I drive by the signs urging residents to vote Daniel Jones for Sheriff and No Pipeline and I get a glimpse of local politics. The history of the land is present in the Woodrow Wilson Presidential Library, the Frontier Culture Museum, and America’s First Spa. The Virginia Whiskey Experience, the signs for breweries and wineries like Flying Fox, Cardinal Point, and Wild Wolf point to the local economy and offer stops along the way for a leisurely lunch and glass of wine on an outdoor patio with vineyards in the distance.

There are still the Hardee’s, the Burger King's, the Subway's, and the Sheetz of the highway stops, but there’s also Paulie’s Pig Out – Barbecue by the Pound. And rather than the tourist markets at South of the Border, I can peruse the aisles of the Circle A Antique Mall, This n That, or the Ebb and Flow Gifts and Curiosities. Instead of picking between chain hotels clustered by an interchange, I can stop in for the night at The Country Inn, Afton Mountain Bed and Breakfast, or Hopkins Ordinary, meet the proprietors and get suggestions of where the locals eat.

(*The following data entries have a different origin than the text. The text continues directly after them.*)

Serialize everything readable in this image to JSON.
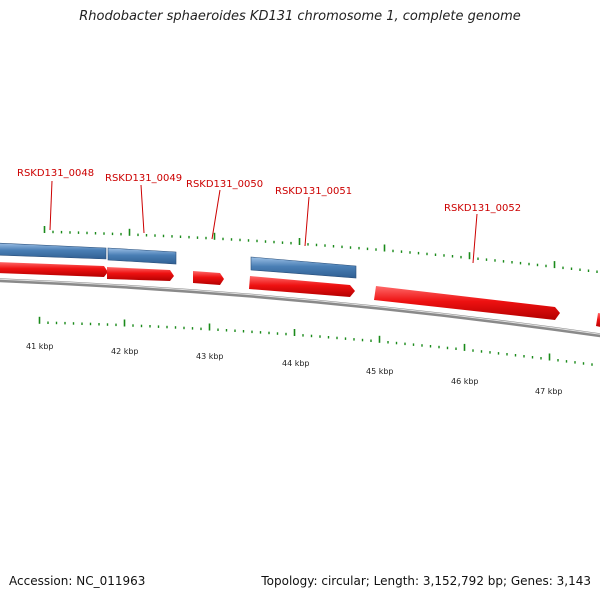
{
  "title": "Rhodobacter sphaeroides KD131 chromosome 1, complete genome",
  "footer": {
    "accession": "Accession: NC_011963",
    "summary": "Topology: circular; Length: 3,152,792 bp; Genes: 3,143"
  },
  "colors": {
    "gene_label": "#cc0000",
    "cds_forward": "#ee1111",
    "gene_blue": "#4a7fb5",
    "tick": "#1a8a1a",
    "backbone": "#8a8a8a"
  },
  "gene_labels": [
    {
      "text": "RSKD131_0048"
    },
    {
      "text": "RSKD131_0049"
    },
    {
      "text": "RSKD131_0050"
    },
    {
      "text": "RSKD131_0051"
    },
    {
      "text": "RSKD131_0052"
    }
  ],
  "kbp_labels": [
    "41 kbp",
    "42 kbp",
    "43 kbp",
    "44 kbp",
    "45 kbp",
    "46 kbp",
    "47 kbp"
  ]
}
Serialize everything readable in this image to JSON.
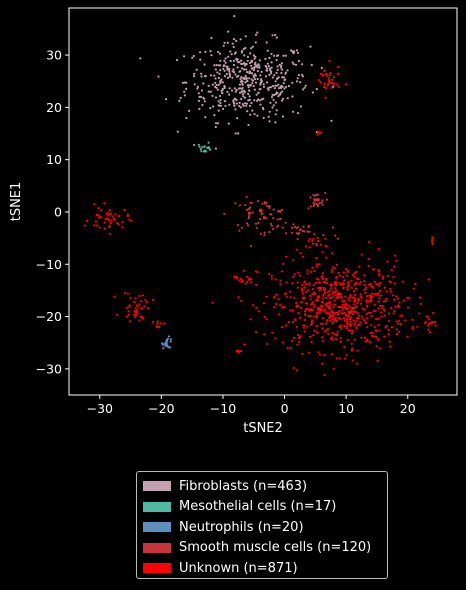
{
  "chart_data": {
    "type": "scatter",
    "title": "",
    "xlabel": "tSNE2",
    "ylabel": "tSNE1",
    "xlim": [
      -35,
      28
    ],
    "ylim": [
      -35,
      39
    ],
    "xticks": [
      -30,
      -20,
      -10,
      0,
      10,
      20
    ],
    "yticks": [
      -30,
      -20,
      -10,
      0,
      10,
      20,
      30
    ],
    "grid": false,
    "legend_position": "below",
    "series": [
      {
        "name": "Fibroblasts (n=463)",
        "n": 463,
        "color": "#c4a0b0",
        "clusters": [
          {
            "cx": -6,
            "cy": 25,
            "sx": 5.0,
            "sy": 3.8,
            "count": 463
          }
        ]
      },
      {
        "name": "Mesothelial cells (n=17)",
        "n": 17,
        "color": "#4fb8a0",
        "clusters": [
          {
            "cx": -13,
            "cy": 12.3,
            "sx": 0.6,
            "sy": 0.5,
            "count": 17
          }
        ]
      },
      {
        "name": "Neutrophils (n=20)",
        "n": 20,
        "color": "#5b8fbf",
        "clusters": [
          {
            "cx": -19,
            "cy": -25,
            "sx": 0.4,
            "sy": 0.5,
            "count": 20
          }
        ]
      },
      {
        "name": "Smooth muscle cells (n=120)",
        "n": 120,
        "color": "#c8343c",
        "clusters": [
          {
            "cx": -4,
            "cy": -0.5,
            "sx": 2.5,
            "sy": 1.5,
            "count": 65
          },
          {
            "cx": 5,
            "cy": 2,
            "sx": 0.8,
            "sy": 0.8,
            "count": 25
          },
          {
            "cx": 3,
            "cy": -4,
            "sx": 3.0,
            "sy": 1.2,
            "count": 30
          }
        ]
      },
      {
        "name": "Unknown (n=871)",
        "n": 871,
        "color": "#ff0000",
        "clusters": [
          {
            "cx": 9,
            "cy": -18,
            "sx": 5.5,
            "sy": 4.2,
            "count": 680
          },
          {
            "cx": 7,
            "cy": 25,
            "sx": 1.0,
            "sy": 1.5,
            "count": 35
          },
          {
            "cx": 5.5,
            "cy": 15,
            "sx": 0.3,
            "sy": 0.3,
            "count": 6
          },
          {
            "cx": -28.5,
            "cy": -1.5,
            "sx": 1.6,
            "sy": 1.2,
            "count": 45
          },
          {
            "cx": -24,
            "cy": -18,
            "sx": 1.2,
            "sy": 1.4,
            "count": 40
          },
          {
            "cx": -20.5,
            "cy": -21.5,
            "sx": 0.5,
            "sy": 0.4,
            "count": 8
          },
          {
            "cx": -6.5,
            "cy": -12.5,
            "sx": 1.0,
            "sy": 0.8,
            "count": 20
          },
          {
            "cx": -7.5,
            "cy": -26.5,
            "sx": 0.3,
            "sy": 0.2,
            "count": 5
          },
          {
            "cx": 23.5,
            "cy": -21.5,
            "sx": 0.8,
            "sy": 1.0,
            "count": 12
          },
          {
            "cx": 24,
            "cy": -5,
            "sx": 0.3,
            "sy": 0.5,
            "count": 5
          },
          {
            "cx": 4.5,
            "cy": -6,
            "sx": 1.0,
            "sy": 0.8,
            "count": 15
          }
        ]
      }
    ]
  }
}
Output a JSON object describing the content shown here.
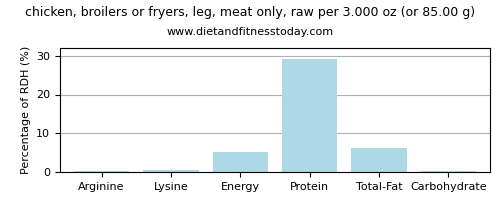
{
  "chart_data": {
    "type": "bar",
    "title": "chicken, broilers or fryers, leg, meat only, raw per 3.000 oz (or 85.00 g)",
    "subtitle": "www.dietandfitnesstoday.com",
    "categories": [
      "Arginine",
      "Lysine",
      "Energy",
      "Protein",
      "Total-Fat",
      "Carbohydrate"
    ],
    "values": [
      0.3,
      0.4,
      5.1,
      29.2,
      6.1,
      0.3
    ],
    "color": "#add8e6",
    "y_label": "Percentage of RDH (%)",
    "ylim": [
      0,
      32
    ],
    "yticks": [
      0,
      10,
      20,
      30
    ],
    "grid": true
  }
}
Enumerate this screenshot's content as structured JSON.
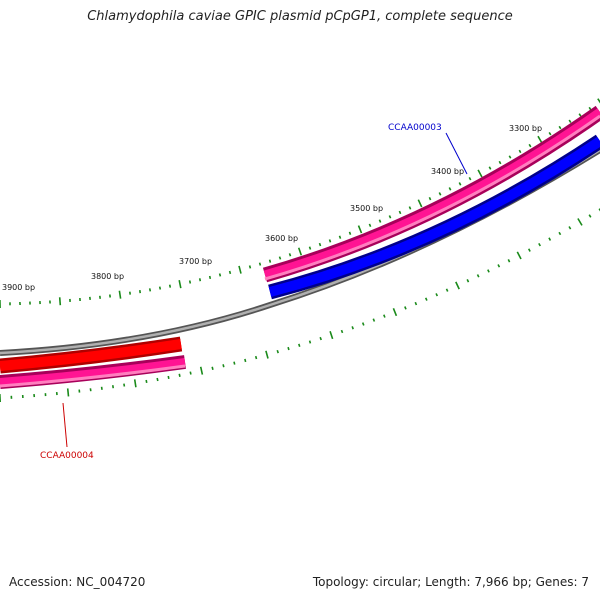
{
  "title": "Chlamydophila caviae GPIC plasmid pCpGP1, complete sequence",
  "footer": {
    "accession": "Accession: NC_004720",
    "summary": "Topology: circular; Length: 7,966 bp; Genes: 7"
  },
  "map": {
    "tick_labels": [
      {
        "text": "3300 bp",
        "bp": 3300
      },
      {
        "text": "3400 bp",
        "bp": 3400
      },
      {
        "text": "3500 bp",
        "bp": 3500
      },
      {
        "text": "3600 bp",
        "bp": 3600
      },
      {
        "text": "3700 bp",
        "bp": 3700
      },
      {
        "text": "3800 bp",
        "bp": 3800
      },
      {
        "text": "3900 bp",
        "bp": 3900
      }
    ],
    "gene_labels": [
      {
        "id": "gene-label-ccaa00003",
        "text": "CCAA00003",
        "color": "#0000cc"
      },
      {
        "id": "gene-label-ccaa00004",
        "text": "CCAA00004",
        "color": "#cc0000"
      }
    ],
    "colors": {
      "tick": "#1a8a1a",
      "backbone": "#808080",
      "forward_feature": "#ff1493",
      "cds_blue": "#0000ff",
      "cds_red": "#ff0000"
    }
  }
}
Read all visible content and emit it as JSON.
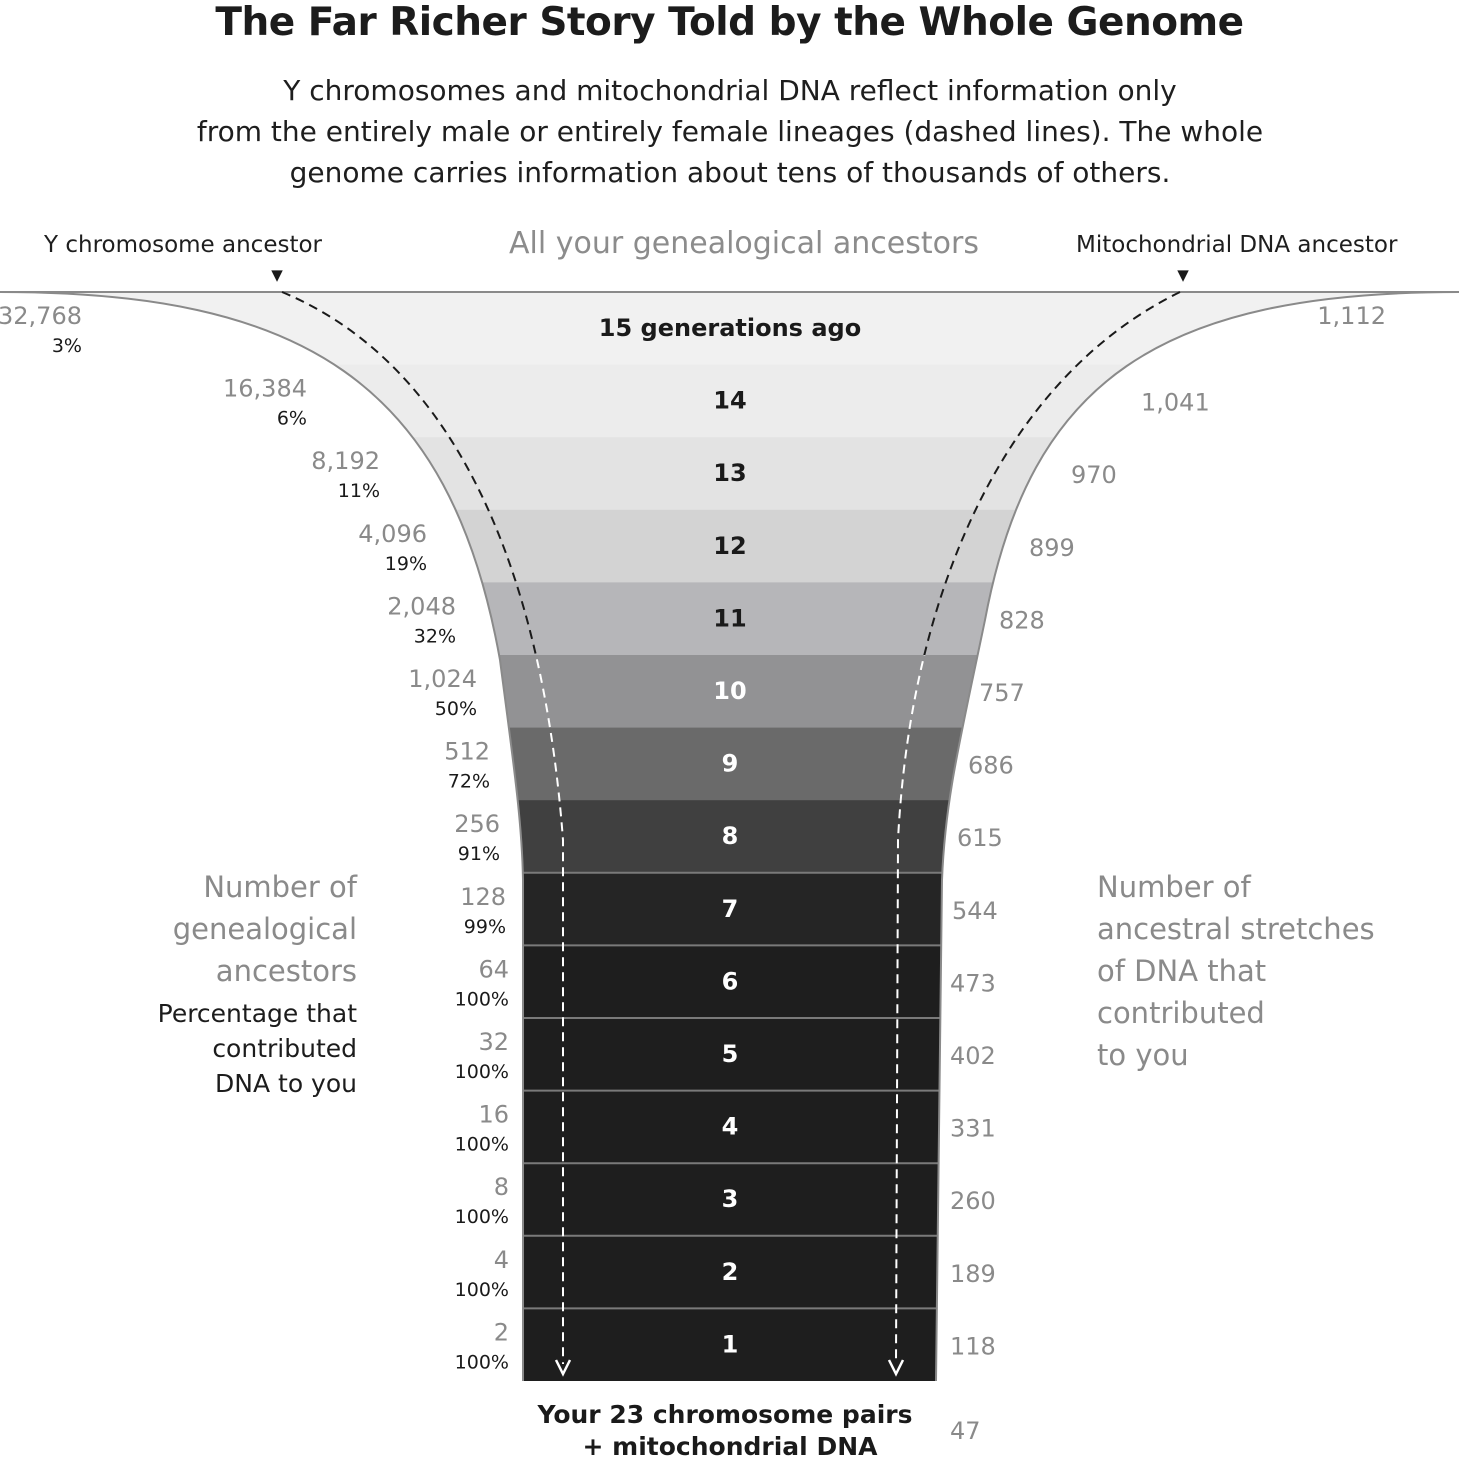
{
  "title": "The Far Richer Story Told by the Whole Genome",
  "subtitle": [
    "Y chromosomes and mitochondrial DNA reflect information only",
    "from the entirely male or entirely female lineages (dashed lines). The whole",
    "genome carries information about tens of thousands of others."
  ],
  "labels": {
    "y_ancestor": "Y chromosome ancestor",
    "all_ancestors": "All your genealogical ancestors",
    "mito_ancestor": "Mitochondrial DNA ancestor",
    "left_heading": [
      "Number of",
      "genealogical",
      "ancestors"
    ],
    "left_subheading": [
      "Percentage that",
      "contributed",
      "DNA to you"
    ],
    "right_heading": [
      "Number of",
      "ancestral stretches",
      "of DNA that",
      "contributed",
      "to you"
    ],
    "bottom": [
      "Your 23 chromosome pairs",
      "+ mitochondrial DNA"
    ],
    "bottom_value": "47",
    "marker_glyph": "▼"
  },
  "chart_data": {
    "type": "table",
    "rows": [
      {
        "label": "15 generations ago",
        "ancestors": "32,768",
        "percent": "3%",
        "stretches": "1,112",
        "color": "#f1f1f1",
        "text_color": "#1a1a1a"
      },
      {
        "label": "14",
        "ancestors": "16,384",
        "percent": "6%",
        "stretches": "1,041",
        "color": "#ececec",
        "text_color": "#1a1a1a"
      },
      {
        "label": "13",
        "ancestors": "8,192",
        "percent": "11%",
        "stretches": "970",
        "color": "#e3e3e3",
        "text_color": "#1a1a1a"
      },
      {
        "label": "12",
        "ancestors": "4,096",
        "percent": "19%",
        "stretches": "899",
        "color": "#d3d3d3",
        "text_color": "#1a1a1a"
      },
      {
        "label": "11",
        "ancestors": "2,048",
        "percent": "32%",
        "stretches": "828",
        "color": "#b6b6b9",
        "text_color": "#1a1a1a"
      },
      {
        "label": "10",
        "ancestors": "1,024",
        "percent": "50%",
        "stretches": "757",
        "color": "#929294",
        "text_color": "#ffffff"
      },
      {
        "label": "9",
        "ancestors": "512",
        "percent": "72%",
        "stretches": "686",
        "color": "#6a6a6a",
        "text_color": "#ffffff"
      },
      {
        "label": "8",
        "ancestors": "256",
        "percent": "91%",
        "stretches": "615",
        "color": "#404040",
        "text_color": "#ffffff"
      },
      {
        "label": "7",
        "ancestors": "128",
        "percent": "99%",
        "stretches": "544",
        "color": "#252525",
        "text_color": "#ffffff"
      },
      {
        "label": "6",
        "ancestors": "64",
        "percent": "100%",
        "stretches": "473",
        "color": "#1e1e1e",
        "text_color": "#ffffff"
      },
      {
        "label": "5",
        "ancestors": "32",
        "percent": "100%",
        "stretches": "402",
        "color": "#1e1e1e",
        "text_color": "#ffffff"
      },
      {
        "label": "4",
        "ancestors": "16",
        "percent": "100%",
        "stretches": "331",
        "color": "#1e1e1e",
        "text_color": "#ffffff"
      },
      {
        "label": "3",
        "ancestors": "8",
        "percent": "100%",
        "stretches": "260",
        "color": "#1e1e1e",
        "text_color": "#ffffff"
      },
      {
        "label": "2",
        "ancestors": "4",
        "percent": "100%",
        "stretches": "189",
        "color": "#1e1e1e",
        "text_color": "#ffffff"
      },
      {
        "label": "1",
        "ancestors": "2",
        "percent": "100%",
        "stretches": "118",
        "color": "#1e1e1e",
        "text_color": "#ffffff"
      }
    ]
  }
}
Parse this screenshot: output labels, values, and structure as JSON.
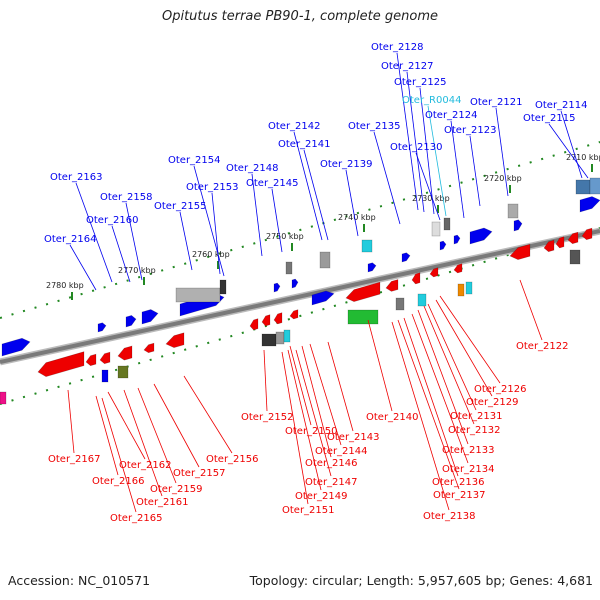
{
  "title": "Opitutus terrae PB90-1, complete genome",
  "footer": {
    "accession": "Accession: NC_010571",
    "summary": "Topology: circular; Length: 5,957,605 bp; Genes: 4,681"
  },
  "colors": {
    "forward_strand": "#0000ee",
    "reverse_strand": "#ee0000",
    "rna": "#00bbcc",
    "backbone": "#7a7a7a",
    "tick": "#228822"
  },
  "ticks": [
    "2710 kbp",
    "2720 kbp",
    "2730 kbp",
    "2740 kbp",
    "2750 kbp",
    "2760 kbp",
    "2770 kbp",
    "2780 kbp"
  ],
  "gene_labels_top": [
    "Oter_2128",
    "Oter_2127",
    "Oter_2125",
    "Oter_R0044",
    "Oter_2121",
    "Oter_2114",
    "Oter_2124",
    "Oter_2115",
    "Oter_2142",
    "Oter_2135",
    "Oter_2123",
    "Oter_2141",
    "Oter_2130",
    "Oter_2154",
    "Oter_2139",
    "Oter_2148",
    "Oter_2163",
    "Oter_2153",
    "Oter_2145",
    "Oter_2158",
    "Oter_2155",
    "Oter_2160",
    "Oter_2164"
  ],
  "gene_labels_bottom": [
    "Oter_2122",
    "Oter_2126",
    "Oter_2129",
    "Oter_2131",
    "Oter_2132",
    "Oter_2140",
    "Oter_2152",
    "Oter_2150",
    "Oter_2143",
    "Oter_2133",
    "Oter_2144",
    "Oter_2146",
    "Oter_2167",
    "Oter_2156",
    "Oter_2162",
    "Oter_2134",
    "Oter_2157",
    "Oter_2147",
    "Oter_2166",
    "Oter_2136",
    "Oter_2159",
    "Oter_2149",
    "Oter_2137",
    "Oter_2161",
    "Oter_2151",
    "Oter_2138",
    "Oter_2165"
  ]
}
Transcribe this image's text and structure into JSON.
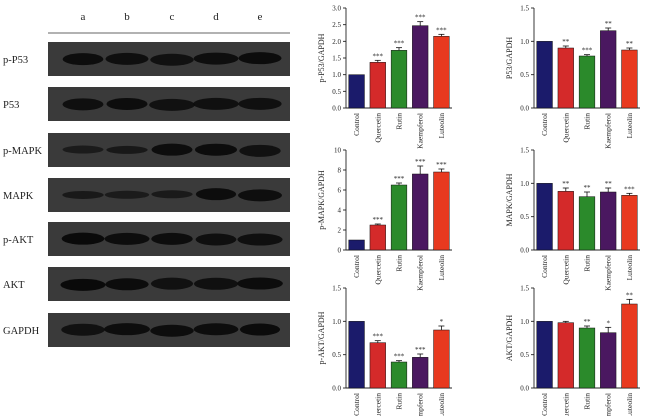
{
  "blot_panel": {
    "lane_labels": [
      "a",
      "b",
      "c",
      "d",
      "e"
    ],
    "proteins": [
      "p-P53",
      "P53",
      "p-MAPK",
      "MAPK",
      "p-AKT",
      "AKT",
      "GAPDH"
    ]
  },
  "colors": [
    "#1b1b6b",
    "#d42a2a",
    "#2b8a2b",
    "#4a1860",
    "#e8391f"
  ],
  "chart_data": [
    {
      "type": "bar",
      "categories": [
        "Control",
        "Quercetin",
        "Rutin",
        "Kaempferol",
        "Luteolin"
      ],
      "series": [
        {
          "values": [
            1.0,
            1.37,
            1.73,
            2.47,
            2.15
          ],
          "errors": [
            0.0,
            0.06,
            0.08,
            0.12,
            0.06
          ]
        }
      ],
      "significance": [
        "",
        "***",
        "***",
        "***",
        "***"
      ],
      "ylabel": "p-P53/GAPDH",
      "ylim": [
        0,
        3.0
      ],
      "yticks": [
        0.0,
        0.5,
        1.0,
        1.5,
        2.0,
        2.5,
        3.0
      ],
      "ytick_labels": [
        "0.0",
        "0.5",
        "1.0",
        "1.5",
        "2.0",
        "2.5",
        "3.0"
      ]
    },
    {
      "type": "bar",
      "categories": [
        "Control",
        "Quercetin",
        "Rutin",
        "Kaempferol",
        "Luteolin"
      ],
      "series": [
        {
          "values": [
            1.0,
            0.9,
            0.78,
            1.16,
            0.87
          ],
          "errors": [
            0.0,
            0.03,
            0.02,
            0.04,
            0.03
          ]
        }
      ],
      "significance": [
        "",
        "**",
        "***",
        "**",
        "**"
      ],
      "ylabel": "P53/GAPDH",
      "ylim": [
        0,
        1.5
      ],
      "yticks": [
        0.0,
        0.5,
        1.0,
        1.5
      ],
      "ytick_labels": [
        "0.0",
        "0.5",
        "1.0",
        "1.5"
      ]
    },
    {
      "type": "bar",
      "categories": [
        "Control",
        "Quercetin",
        "Rutin",
        "Kaempferol",
        "Luteolin"
      ],
      "series": [
        {
          "values": [
            1.0,
            2.5,
            6.5,
            7.6,
            7.8
          ],
          "errors": [
            0.0,
            0.1,
            0.2,
            0.8,
            0.3
          ]
        }
      ],
      "significance": [
        "",
        "***",
        "***",
        "***",
        "***"
      ],
      "ylabel": "p-MAPK/GAPDH",
      "ylim": [
        0,
        10
      ],
      "yticks": [
        0,
        2,
        4,
        6,
        8,
        10
      ],
      "ytick_labels": [
        "0",
        "2",
        "4",
        "6",
        "8",
        "10"
      ]
    },
    {
      "type": "bar",
      "categories": [
        "Control",
        "Quercetin",
        "Rutin",
        "Kaempferol",
        "Luteolin"
      ],
      "series": [
        {
          "values": [
            1.0,
            0.88,
            0.8,
            0.87,
            0.82
          ],
          "errors": [
            0.0,
            0.05,
            0.07,
            0.06,
            0.03
          ]
        }
      ],
      "significance": [
        "",
        "**",
        "**",
        "**",
        "***"
      ],
      "ylabel": "MAPK/GAPDH",
      "ylim": [
        0,
        1.5
      ],
      "yticks": [
        0.0,
        0.5,
        1.0,
        1.5
      ],
      "ytick_labels": [
        "0.0",
        "0.5",
        "1.0",
        "1.5"
      ]
    },
    {
      "type": "bar",
      "categories": [
        "Control",
        "Quercetin",
        "Rutin",
        "Kaempferol",
        "Luteolin"
      ],
      "series": [
        {
          "values": [
            1.0,
            0.68,
            0.39,
            0.46,
            0.87
          ],
          "errors": [
            0.0,
            0.03,
            0.02,
            0.05,
            0.06
          ]
        }
      ],
      "significance": [
        "",
        "***",
        "***",
        "***",
        "*"
      ],
      "ylabel": "p-AKT/GAPDH",
      "ylim": [
        0,
        1.5
      ],
      "yticks": [
        0.0,
        0.5,
        1.0,
        1.5
      ],
      "ytick_labels": [
        "0.0",
        "0.5",
        "1.0",
        "1.5"
      ]
    },
    {
      "type": "bar",
      "categories": [
        "Control",
        "Quercetin",
        "Rutin",
        "Kaempferol",
        "Luteolin"
      ],
      "series": [
        {
          "values": [
            1.0,
            0.98,
            0.9,
            0.83,
            1.26
          ],
          "errors": [
            0.0,
            0.02,
            0.03,
            0.08,
            0.07
          ]
        }
      ],
      "significance": [
        "",
        "",
        "**",
        "*",
        "**"
      ],
      "ylabel": "AKT/GAPDH",
      "ylim": [
        0,
        1.5
      ],
      "yticks": [
        0.0,
        0.5,
        1.0,
        1.5
      ],
      "ytick_labels": [
        "0.0",
        "0.5",
        "1.0",
        "1.5"
      ]
    }
  ]
}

As I wind through the S curves of the mountain forest between Lynchburg and Lexington, I drive around one bend to see a vista open to the valley down below, mountain peaks in the distance. Then I’m swallowed back up in the tunnel of overhanging trees with leaves of dappled branches. It’s regrettable that we don’t always have the time to slowly make our way to where we are going and learn what’s past the sightlines of the highway. It’s unfortunate that we don’t always have the chance to meet the people of our land and gain a better understanding of those whose lives are different than our own. There’s a lot to learn if we venture off that quickest route and take the time to explore.